Son los caballos de fuerza con que se impulsa el delirio.

Climatológica dama en cuclillas

riega granizos de pan a pájaros gélidos.

Exhala desdicha que se impregna en las plumas.

Sus medidas de cuento breve han degenerado

en pesadez novelada.

Saluda, fantasma cantante, tordo de día nublado.

Parece un croquis, pero cuánto cuesta llegar al alivio.

¿Qué es un déjà vu cuando se ha visto todo,

incluso su viceversa?

¿Qué es una silueta, aparte de un tramo prohibido?
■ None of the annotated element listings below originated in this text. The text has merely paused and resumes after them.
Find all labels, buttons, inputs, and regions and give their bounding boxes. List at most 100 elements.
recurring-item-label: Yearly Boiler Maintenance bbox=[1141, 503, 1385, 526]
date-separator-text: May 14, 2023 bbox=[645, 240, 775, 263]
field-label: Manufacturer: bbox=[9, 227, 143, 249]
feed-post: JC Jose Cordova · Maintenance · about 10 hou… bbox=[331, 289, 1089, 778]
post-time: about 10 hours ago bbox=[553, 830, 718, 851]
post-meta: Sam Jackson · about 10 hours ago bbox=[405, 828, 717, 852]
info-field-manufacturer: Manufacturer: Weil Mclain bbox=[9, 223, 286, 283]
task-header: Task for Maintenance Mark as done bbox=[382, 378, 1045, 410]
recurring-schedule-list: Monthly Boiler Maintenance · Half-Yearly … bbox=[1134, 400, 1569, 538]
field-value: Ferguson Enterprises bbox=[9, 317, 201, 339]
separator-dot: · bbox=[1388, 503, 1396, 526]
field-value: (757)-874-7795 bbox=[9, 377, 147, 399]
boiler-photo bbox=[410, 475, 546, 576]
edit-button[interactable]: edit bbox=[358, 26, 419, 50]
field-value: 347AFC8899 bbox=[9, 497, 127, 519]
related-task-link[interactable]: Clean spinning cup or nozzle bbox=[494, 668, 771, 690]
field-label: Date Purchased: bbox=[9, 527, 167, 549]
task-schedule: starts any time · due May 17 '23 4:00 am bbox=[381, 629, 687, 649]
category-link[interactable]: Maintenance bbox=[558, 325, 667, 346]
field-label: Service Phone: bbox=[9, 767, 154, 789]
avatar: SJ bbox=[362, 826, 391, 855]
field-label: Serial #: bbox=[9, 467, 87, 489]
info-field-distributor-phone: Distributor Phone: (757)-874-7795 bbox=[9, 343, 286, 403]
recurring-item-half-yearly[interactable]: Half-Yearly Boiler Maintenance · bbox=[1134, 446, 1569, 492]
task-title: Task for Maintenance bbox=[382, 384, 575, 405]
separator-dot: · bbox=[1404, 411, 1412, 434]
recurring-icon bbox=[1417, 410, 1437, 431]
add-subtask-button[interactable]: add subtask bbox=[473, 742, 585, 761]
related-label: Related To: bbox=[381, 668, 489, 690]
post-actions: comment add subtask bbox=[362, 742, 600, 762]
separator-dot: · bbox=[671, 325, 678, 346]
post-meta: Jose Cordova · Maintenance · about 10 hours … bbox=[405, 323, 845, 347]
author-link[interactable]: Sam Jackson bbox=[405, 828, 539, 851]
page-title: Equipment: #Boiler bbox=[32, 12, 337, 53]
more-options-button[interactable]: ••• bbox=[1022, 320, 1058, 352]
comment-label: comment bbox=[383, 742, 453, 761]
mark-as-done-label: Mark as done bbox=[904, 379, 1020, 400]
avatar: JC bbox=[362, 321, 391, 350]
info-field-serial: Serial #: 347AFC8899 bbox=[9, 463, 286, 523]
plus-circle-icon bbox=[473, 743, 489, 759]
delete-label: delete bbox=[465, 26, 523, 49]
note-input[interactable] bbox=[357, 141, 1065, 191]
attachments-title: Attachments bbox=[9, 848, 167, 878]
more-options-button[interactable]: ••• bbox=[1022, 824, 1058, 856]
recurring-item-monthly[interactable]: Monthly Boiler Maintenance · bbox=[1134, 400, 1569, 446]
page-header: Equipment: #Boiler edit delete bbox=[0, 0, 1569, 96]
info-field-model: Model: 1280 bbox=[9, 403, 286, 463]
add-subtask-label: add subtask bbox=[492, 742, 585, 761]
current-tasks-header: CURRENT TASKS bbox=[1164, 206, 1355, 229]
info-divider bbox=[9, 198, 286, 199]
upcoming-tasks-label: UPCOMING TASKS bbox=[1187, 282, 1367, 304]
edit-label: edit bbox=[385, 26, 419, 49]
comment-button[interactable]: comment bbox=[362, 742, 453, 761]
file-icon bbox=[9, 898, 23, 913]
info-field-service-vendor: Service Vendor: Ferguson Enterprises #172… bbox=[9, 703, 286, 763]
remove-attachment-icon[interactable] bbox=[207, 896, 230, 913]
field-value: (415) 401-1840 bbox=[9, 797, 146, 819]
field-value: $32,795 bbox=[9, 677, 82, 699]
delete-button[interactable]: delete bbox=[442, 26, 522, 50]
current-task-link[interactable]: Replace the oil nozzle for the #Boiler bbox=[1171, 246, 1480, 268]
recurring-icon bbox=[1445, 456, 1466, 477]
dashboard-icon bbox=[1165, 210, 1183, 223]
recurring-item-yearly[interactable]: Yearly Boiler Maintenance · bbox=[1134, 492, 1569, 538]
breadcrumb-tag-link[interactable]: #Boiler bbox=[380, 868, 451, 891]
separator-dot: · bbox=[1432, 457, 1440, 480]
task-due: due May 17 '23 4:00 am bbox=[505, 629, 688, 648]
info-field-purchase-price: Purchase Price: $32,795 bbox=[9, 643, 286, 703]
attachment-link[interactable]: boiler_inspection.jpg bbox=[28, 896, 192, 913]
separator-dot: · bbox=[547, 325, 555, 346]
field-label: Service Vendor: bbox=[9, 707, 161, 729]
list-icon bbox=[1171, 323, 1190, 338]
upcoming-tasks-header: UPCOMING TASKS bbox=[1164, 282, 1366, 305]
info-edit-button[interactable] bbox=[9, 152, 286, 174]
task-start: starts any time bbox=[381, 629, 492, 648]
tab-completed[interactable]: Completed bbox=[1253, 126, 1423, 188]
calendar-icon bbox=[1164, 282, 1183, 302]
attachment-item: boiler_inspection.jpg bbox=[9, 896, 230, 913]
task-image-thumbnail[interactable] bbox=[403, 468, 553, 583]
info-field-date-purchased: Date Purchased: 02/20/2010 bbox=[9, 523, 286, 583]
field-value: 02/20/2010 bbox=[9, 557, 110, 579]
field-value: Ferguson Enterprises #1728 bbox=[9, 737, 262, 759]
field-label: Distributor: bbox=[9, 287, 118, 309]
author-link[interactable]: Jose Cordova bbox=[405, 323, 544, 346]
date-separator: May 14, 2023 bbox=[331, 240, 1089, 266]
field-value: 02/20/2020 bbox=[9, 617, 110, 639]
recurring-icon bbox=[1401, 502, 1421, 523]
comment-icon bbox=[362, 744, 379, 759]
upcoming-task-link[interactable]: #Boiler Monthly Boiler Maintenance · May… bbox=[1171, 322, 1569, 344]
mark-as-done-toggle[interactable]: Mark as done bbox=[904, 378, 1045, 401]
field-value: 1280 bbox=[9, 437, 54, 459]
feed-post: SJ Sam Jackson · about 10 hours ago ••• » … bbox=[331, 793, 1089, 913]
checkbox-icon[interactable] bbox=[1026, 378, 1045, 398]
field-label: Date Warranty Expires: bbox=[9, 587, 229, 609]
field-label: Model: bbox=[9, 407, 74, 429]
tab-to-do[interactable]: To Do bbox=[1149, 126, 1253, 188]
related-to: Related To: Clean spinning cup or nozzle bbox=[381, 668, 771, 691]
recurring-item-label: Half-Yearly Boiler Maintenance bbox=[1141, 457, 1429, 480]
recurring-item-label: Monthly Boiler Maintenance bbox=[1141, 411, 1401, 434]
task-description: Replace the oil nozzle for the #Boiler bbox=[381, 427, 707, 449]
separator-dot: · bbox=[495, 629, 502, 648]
Lo que se denomina “hoy” tiene parientes en lo muy cerca;

no lo suelta el pasado,

es jalado por el futuro,

y entre dos antítesis tercas, es mejor transmutarse en gerundio.

Vean síntomas y vean trigales,

vean lo negro de algunos consejos.

Pese a su aspecto de verbo, no dejan nunca rehacer.

Todo sufijo en extremo es dañino, si se trata de abrir.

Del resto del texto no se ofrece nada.